The San Francisco Giants again seem to be bringing out the best in the Cubs, or least maybe sharpening their game and shaking off the World Series hangover.
This isn’t as urgent as last year’s playoff series. It’s too early to tell if it will have the same impact as that four-game sweep in August 2015. And more than 25 percent into the season, the 2017 team has already gone through several stops and starts.
But the Cubs looked a little more like themselves on Wednesday night at Wrigley Field, hanging on for a 5-4 win in front of 35,617 and validating the internal belief that this would only be a matter of time.
Kyle Hendricks again looked like a No. 2 starter in a playoff rotation, following up Jon Lester’s complete game with seven strong innings, limiting the Giants to two runs and giving him a 1.96 ERA in his last six outings.
Anthony Rizzo launched two home runs off Giant lefty Matt Moore, slamming balls off the video ribbon in right field and into the center-field bleachers. When Rizzo gets hot – that’s four homers in his last four games – the entire lineup can feel different.
Wade Davis showed he’s not a ninth-inning cyborg when Mac Williamson won a 12-pitch at-bat and lifted a two-run homer into the right-field basket. Until that ball flew over Jason Heyward’s head, Davis hadn’t allowed an earned run through 18 appearances in a Cubs uniform or a homer since September 2015. Davis (10-for-10 in save chances) is still the kind of dominant closer the Giants needed last October.
The Cubs are now 24-21 and a half-game behind the first-place Milwaukee Brewers. Eddie Butler will try to win the series on Thursday afternoon and prove he belongs in the rotation long term, going up against ex-Cub Jeff Samardzija (1-5, 4.57 ERA) and a Giant team (20-28) that’s gaining no traction in the National League West.
Ian Happ will let Joe Maddon talk about his “defensive foot fetish” and entertain everyone during the press briefings. As a rookie on the team defending a World Series title, Happ believes he belongs yet still understands his place.
Happ’s locker is next to the media entrance to the Wrigley Field clubhouse, but the new guy isn’t here to banter with reporters and deliver money quotes about improved footwork, the way the Cubs manager did in his own colorful style.
“Sounds like Joe,” Happ said before Wednesday’s game against the San Francisco Giants. “I feel great about the way I’m playing the outfield right now and I’ll just continue doing what I’m doing.”
That’s not to say that Happ views himself as a finished product less than two full years into professional baseball, with only 26 games on the Triple-A level and not even two weeks in The Show. But the Cubs clearly saw Happ – a first-team Academic All-American at the University of Cincinnati and a two-time Cape Cod League All-Star – as a quick study.
“You have to continue to get better,” Happ said. “It’s always a process. Once you settle, you’ll start to regress. Every day, I’m trying to get a little bit better.”

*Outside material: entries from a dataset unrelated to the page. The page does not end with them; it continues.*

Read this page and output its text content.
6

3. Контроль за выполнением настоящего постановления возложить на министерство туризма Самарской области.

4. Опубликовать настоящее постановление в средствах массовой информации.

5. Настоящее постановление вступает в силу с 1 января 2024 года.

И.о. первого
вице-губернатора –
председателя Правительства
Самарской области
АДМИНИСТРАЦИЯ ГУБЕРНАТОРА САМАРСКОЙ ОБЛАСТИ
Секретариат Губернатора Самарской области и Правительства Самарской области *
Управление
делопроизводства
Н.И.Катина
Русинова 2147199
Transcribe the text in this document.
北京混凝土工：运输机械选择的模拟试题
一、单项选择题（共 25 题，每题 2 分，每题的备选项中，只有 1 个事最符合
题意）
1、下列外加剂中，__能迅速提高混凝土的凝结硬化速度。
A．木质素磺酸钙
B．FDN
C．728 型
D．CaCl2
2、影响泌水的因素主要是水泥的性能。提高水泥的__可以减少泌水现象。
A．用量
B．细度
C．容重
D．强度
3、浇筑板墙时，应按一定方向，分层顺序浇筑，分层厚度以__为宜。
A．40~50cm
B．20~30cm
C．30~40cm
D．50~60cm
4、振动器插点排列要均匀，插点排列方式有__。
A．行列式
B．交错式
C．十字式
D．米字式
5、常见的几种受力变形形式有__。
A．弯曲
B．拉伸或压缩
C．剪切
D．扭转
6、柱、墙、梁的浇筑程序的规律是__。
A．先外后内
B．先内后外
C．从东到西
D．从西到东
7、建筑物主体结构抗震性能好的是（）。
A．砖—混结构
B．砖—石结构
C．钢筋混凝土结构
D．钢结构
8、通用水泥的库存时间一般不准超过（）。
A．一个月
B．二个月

That attitude will go a long way with a veteran group and the young stars not that much older than Happ (22). Just listen to a three-time World Series champion, the reigning National League MVP and a Cy Young Award winner.
“He’ll figure it out – he’s an athlete,” Jon Lester said. “Obviously, the approach and the hitting (is already) there, so the other stuff, I’m sure, he’ll figure out on the fly.”
“He’s a stud,” Kris Bryant said. “He was ready out of spring training.”
“He’s not fazed by anything,” Jake Arrieta said. “He’s got a very good demeanor about the way he handles himself. That’s going to help him make the transition very quickly.
“He’s had some really nice at-bats. He can handle balls down in the strike zone. He’s able to lay off pitches east and west and balls up in the strike zone. He’s got a great approach. He’s going to be really good for us.”
Maddon admitted he was only nitpicking with Happ, who has answered some of the lingering questions about his defense and positioned himself as someone who can take on Bryant/Ben Zobrist responsibilities, moving all over the outfield, playing second base and backing up the corner infield spots.
“It doesn’t matter” where you see yourself, Happ said. “I’ll keep working on both. I’ll be prepared every day for wherever I have to be. But I just want to help any way that I can.”